1. blf says

    Ulali… / Akwesasne… / Walela / Zoongi Gabowi Ozawa Kinew Ikwe
    (I’m sorry, I couldn’t resist… The mildly deranged penguin is now threatening to sing, I’m not sure what, it doesn’t really matter much, as her singing has been know to scare away peas.)

  2. rq says

    I find these vocalizations very powerful. They’re a very different manipulation of the vocal chords than I’ve spent time indulging in, and I find it fascinating the range of sounds and timbres the human voice is capable of.

  3. says


    I find these vocalizations very powerful.

    Yes, I do too. Ulali only put out one album, Mahk Jchi, ages ago (late 90s, I think), but it remains one of my favourites of all time. I’ve about worn mine to death. My Walela is in the same condition. I finally managed to get them transferred onto my playlists.
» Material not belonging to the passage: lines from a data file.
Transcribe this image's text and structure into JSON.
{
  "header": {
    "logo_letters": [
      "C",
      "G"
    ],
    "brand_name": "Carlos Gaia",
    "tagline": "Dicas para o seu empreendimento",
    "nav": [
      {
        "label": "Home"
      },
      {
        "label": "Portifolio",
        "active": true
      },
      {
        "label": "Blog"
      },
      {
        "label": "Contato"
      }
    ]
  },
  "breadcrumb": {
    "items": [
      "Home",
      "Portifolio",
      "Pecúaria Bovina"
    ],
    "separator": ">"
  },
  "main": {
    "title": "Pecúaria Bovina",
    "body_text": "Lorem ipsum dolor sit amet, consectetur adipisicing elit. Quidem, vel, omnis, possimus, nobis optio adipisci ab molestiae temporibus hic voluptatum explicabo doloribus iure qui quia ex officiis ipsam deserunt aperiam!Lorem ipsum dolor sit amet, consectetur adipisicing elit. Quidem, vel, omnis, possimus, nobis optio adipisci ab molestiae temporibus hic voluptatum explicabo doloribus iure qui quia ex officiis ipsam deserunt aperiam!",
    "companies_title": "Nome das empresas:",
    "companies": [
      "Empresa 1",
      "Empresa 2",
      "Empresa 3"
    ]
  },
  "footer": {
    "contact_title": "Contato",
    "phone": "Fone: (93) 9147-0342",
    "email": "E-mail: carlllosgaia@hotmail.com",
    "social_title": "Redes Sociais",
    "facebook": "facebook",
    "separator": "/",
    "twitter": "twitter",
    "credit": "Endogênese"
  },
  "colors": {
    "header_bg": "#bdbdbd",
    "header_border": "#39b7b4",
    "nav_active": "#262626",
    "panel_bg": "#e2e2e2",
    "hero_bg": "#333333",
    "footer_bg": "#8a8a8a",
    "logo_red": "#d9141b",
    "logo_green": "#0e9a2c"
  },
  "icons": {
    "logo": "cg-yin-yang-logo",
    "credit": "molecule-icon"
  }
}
    I particularly enjoyed Zoongi Gabowi Ozawa Kinew Ikwe’s singing, that’s more what I’m used to hearing, at small gatherings and such.

  4. dakotagreasemonkey says

    The Ulali Project made me appreciate and finally (This should be firstly, not finally, I’ve a lot more to learn!) understand Native American song. The English version, sung the exact same way, in the same song, really helped me understand the style. Very unusual meter and cadence.
    In the Nibi Water Song, the translations of the captions helped me with how to translate between written and spoken(sung) words. Every language has it’s quirks that print can’t hope to replicate. Again, more understanding of (to me a foreign language, though I am the foreigner, through my ancestry) Indigenous Peoples way of speaking and singing.
    Quite humbling, once you recognize the nuances of the language,
    Stupid Me. I can speak a few words of several languages, but none fluently.
    Don’t know what to do about that.